Population (2006 census)
- • Total: 144,601
- • Density: 702/km^{2} (1,820/sq mi)
- • Religions: Christianity and Islam
- Time zone: UTC+1 (WAT)
- 3-digit postal code prefix: 711
- ISO 3166 code: NG.KN.KU

= Kura, Nigeria =

Kura is a town and Local Government Area in Kano State, Nigeria.

It has an area of 206 km^{2} and a population of 144,601 at the 2006 census.

The postal code of the area is 711.

== Climate/Geography==
In Kura, the dry season is partly gloomy, the wet season is unpleasant, and the weather is partly hot around the year. The average annual temperature fluctuates between 54 F and 101 F; it is rarely lower or higher than 49 F or 106 F. The hot season, which runs from March 14 to May 18, lasts for 2.1 months and with daily highs that average more than 98 F. April is the hottest month of the year in Kura, with typical high temperatures of 101 F and low temperatures of 73 F. The average daily maximum temperature during the 1.8-month mild season, which runs from December 1 to January 27, is below 89 F. At an average low of 55 F and high of 87 F, January is the coldest month of the year in Kura.
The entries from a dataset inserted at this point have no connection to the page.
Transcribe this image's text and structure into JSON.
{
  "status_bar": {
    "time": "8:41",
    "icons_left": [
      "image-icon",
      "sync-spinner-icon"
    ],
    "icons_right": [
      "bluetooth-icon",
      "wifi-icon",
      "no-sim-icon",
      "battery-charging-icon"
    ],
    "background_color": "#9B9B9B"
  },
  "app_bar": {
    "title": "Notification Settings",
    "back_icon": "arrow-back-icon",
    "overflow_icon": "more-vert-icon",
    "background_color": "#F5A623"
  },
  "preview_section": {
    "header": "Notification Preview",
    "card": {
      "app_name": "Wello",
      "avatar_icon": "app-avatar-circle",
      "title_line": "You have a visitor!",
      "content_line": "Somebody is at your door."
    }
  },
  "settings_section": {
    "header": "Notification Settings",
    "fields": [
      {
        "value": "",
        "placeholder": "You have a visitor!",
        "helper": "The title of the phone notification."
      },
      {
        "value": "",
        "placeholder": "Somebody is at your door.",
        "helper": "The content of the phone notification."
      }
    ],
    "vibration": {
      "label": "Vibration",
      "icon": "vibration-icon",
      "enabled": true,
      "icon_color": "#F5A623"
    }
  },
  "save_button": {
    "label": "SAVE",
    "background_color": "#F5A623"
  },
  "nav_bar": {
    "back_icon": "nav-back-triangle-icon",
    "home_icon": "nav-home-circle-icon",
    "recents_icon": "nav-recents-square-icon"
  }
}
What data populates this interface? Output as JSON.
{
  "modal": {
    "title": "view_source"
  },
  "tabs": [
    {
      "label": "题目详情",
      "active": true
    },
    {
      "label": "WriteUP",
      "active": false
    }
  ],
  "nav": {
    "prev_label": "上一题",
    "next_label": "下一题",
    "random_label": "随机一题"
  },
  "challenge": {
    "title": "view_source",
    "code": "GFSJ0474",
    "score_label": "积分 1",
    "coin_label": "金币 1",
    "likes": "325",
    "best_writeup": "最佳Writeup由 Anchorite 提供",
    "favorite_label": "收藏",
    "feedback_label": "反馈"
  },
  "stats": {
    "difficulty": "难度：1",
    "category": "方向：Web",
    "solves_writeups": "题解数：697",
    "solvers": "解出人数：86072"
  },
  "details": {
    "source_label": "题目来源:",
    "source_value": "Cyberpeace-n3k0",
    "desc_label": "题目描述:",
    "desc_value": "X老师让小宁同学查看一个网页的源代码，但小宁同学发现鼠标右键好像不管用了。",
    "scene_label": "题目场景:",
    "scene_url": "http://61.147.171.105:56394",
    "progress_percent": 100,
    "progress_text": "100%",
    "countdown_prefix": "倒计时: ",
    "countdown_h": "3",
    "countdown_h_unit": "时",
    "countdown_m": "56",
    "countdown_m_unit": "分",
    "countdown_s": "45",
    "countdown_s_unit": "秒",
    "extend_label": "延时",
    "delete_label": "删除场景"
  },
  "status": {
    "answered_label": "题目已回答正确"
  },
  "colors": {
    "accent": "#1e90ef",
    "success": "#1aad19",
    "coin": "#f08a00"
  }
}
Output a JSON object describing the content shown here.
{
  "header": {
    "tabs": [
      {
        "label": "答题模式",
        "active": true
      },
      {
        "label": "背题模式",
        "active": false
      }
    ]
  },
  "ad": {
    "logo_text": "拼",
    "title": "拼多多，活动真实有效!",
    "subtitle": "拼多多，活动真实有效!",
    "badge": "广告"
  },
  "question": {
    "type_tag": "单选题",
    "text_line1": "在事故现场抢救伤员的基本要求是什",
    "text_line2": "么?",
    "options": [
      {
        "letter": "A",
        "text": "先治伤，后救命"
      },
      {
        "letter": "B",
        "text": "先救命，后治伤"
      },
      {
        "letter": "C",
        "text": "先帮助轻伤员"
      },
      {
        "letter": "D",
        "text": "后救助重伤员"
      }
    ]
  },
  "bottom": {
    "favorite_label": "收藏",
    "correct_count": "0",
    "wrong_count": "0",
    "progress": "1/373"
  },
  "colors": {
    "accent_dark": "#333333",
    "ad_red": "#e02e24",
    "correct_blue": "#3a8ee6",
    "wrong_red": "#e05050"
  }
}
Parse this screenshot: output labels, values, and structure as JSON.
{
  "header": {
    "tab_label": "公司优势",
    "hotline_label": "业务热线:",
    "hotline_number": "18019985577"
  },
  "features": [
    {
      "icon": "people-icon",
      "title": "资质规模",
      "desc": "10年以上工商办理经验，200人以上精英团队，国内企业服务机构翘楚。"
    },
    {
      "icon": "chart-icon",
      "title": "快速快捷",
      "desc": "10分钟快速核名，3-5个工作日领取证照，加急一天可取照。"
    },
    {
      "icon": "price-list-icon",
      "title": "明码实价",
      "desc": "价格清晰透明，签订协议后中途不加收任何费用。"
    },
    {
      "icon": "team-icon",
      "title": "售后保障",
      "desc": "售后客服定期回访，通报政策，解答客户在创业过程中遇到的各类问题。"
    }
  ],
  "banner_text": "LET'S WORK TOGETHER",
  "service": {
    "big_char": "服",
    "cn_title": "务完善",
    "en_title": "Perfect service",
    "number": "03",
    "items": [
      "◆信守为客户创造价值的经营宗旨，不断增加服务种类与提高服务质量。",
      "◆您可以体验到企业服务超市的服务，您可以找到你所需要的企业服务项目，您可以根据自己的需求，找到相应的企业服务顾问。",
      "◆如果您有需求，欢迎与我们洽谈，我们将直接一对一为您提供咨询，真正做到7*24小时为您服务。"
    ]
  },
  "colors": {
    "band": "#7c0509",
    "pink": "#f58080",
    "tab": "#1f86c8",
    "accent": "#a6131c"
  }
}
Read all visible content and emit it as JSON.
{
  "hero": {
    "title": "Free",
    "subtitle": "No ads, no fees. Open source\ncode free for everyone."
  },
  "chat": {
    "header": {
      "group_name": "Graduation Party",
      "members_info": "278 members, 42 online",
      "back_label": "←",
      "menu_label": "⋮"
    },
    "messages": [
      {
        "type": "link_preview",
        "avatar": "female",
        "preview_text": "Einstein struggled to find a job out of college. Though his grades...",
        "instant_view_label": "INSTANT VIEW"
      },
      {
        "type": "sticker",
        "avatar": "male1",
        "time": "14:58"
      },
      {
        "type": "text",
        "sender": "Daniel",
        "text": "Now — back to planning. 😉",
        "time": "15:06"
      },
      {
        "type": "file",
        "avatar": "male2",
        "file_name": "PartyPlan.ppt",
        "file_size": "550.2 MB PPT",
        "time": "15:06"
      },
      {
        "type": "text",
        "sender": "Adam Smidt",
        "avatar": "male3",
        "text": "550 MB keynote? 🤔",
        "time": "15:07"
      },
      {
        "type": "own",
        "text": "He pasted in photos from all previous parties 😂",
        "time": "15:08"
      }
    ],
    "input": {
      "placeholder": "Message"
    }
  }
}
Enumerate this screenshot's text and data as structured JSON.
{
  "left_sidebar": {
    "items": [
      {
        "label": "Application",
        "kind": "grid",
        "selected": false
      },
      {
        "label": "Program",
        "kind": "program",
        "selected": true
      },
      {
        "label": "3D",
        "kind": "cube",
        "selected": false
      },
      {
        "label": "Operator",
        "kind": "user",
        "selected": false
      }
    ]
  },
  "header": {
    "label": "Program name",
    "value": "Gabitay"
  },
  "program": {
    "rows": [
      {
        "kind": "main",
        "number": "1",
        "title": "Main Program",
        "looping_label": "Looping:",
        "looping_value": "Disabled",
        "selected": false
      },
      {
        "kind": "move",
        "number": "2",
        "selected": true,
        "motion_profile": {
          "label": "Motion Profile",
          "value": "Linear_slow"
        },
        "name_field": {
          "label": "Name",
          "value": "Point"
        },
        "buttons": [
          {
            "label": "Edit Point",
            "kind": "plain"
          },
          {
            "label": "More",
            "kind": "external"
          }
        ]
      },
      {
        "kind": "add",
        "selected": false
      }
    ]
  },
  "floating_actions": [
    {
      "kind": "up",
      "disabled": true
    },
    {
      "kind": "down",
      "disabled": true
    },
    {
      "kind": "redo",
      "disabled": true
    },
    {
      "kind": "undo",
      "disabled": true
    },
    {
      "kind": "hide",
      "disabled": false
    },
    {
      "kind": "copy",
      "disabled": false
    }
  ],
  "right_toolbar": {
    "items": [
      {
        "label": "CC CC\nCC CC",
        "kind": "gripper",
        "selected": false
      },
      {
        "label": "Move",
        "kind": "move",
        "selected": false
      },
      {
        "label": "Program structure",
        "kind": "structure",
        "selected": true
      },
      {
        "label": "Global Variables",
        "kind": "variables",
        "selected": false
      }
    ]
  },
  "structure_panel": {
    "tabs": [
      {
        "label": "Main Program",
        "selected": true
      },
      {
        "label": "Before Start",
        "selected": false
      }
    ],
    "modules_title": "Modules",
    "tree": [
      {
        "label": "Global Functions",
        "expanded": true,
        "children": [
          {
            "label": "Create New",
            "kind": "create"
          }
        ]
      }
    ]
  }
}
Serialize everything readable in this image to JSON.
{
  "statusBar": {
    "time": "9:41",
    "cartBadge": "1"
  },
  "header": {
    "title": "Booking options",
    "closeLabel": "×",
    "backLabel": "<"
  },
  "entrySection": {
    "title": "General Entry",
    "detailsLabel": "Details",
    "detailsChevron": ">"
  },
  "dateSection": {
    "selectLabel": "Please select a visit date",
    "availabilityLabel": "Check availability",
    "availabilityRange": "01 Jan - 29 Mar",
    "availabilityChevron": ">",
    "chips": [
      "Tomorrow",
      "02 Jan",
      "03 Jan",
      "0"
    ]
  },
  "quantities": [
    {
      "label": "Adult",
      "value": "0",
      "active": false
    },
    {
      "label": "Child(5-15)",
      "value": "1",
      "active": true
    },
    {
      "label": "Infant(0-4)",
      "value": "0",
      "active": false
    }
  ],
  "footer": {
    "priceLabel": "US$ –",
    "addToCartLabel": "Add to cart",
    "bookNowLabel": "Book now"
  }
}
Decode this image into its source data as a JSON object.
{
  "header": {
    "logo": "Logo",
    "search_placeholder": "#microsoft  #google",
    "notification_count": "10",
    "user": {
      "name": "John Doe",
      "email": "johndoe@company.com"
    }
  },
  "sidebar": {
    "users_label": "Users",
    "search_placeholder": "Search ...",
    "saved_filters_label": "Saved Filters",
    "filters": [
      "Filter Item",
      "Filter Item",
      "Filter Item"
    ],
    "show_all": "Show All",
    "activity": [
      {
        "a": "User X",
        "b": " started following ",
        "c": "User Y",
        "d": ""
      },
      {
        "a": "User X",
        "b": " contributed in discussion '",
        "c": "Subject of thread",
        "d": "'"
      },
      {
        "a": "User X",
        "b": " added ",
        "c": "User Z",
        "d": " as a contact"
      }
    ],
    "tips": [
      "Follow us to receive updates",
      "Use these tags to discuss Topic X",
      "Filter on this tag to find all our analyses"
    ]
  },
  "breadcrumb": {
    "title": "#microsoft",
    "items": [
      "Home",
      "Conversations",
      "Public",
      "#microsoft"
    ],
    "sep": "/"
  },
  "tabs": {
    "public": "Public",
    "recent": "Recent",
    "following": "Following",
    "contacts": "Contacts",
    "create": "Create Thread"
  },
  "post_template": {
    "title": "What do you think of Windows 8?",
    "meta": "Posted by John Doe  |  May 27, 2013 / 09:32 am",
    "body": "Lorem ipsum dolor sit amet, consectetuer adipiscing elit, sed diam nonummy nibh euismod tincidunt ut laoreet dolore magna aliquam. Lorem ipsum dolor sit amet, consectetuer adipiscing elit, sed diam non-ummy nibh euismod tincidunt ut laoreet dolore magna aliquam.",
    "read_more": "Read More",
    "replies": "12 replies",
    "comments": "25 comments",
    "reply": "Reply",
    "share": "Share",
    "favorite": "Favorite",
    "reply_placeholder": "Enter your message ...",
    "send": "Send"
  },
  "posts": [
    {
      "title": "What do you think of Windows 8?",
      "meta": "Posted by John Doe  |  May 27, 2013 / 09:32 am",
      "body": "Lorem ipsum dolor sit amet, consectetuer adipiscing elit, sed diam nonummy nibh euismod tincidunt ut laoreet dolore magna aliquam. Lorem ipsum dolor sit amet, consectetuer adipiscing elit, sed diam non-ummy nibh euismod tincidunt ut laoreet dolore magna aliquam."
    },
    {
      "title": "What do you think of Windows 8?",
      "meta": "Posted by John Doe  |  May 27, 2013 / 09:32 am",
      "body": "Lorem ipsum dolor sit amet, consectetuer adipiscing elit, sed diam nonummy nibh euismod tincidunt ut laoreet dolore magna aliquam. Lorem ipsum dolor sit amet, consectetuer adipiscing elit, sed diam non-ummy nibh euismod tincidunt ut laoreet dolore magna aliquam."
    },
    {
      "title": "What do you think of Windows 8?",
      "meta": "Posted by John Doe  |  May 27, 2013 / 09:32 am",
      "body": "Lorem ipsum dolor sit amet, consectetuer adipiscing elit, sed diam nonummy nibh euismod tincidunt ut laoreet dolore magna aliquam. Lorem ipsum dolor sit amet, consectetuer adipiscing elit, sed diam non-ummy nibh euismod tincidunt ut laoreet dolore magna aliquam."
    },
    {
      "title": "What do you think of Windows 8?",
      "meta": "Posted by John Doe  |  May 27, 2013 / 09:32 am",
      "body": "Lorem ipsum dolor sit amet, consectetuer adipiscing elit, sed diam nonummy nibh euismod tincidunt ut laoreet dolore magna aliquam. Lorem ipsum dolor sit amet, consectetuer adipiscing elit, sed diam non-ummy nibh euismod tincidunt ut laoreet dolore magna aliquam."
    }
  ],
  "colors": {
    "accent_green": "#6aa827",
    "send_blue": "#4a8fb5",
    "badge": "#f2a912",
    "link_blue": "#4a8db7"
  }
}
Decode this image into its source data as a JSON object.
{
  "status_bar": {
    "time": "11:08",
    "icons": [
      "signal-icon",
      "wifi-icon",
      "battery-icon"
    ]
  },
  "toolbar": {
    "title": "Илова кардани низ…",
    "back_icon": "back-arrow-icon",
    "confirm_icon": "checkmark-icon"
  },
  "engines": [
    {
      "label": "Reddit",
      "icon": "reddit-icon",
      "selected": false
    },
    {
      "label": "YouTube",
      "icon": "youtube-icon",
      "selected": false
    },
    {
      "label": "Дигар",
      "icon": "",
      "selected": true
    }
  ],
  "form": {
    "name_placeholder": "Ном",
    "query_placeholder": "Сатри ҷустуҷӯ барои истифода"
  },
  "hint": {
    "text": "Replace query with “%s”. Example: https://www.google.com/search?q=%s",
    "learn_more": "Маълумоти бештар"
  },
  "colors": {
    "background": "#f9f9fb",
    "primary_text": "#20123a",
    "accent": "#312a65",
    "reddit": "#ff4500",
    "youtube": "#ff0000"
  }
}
Kura Local Government Area has an average temperature of 32 degrees Celsius or 89.6 degrees Fahrenheit and a total area of 206 square kilometres or 80 square miles. The Rafin Kura River flows through the region, and the average humidity is 34%. In Kura Local Government Area, there is an estimated 1300 mm of precipitation annually.

==Religion==
The main religion practice in Kura is Islam with little Christianity.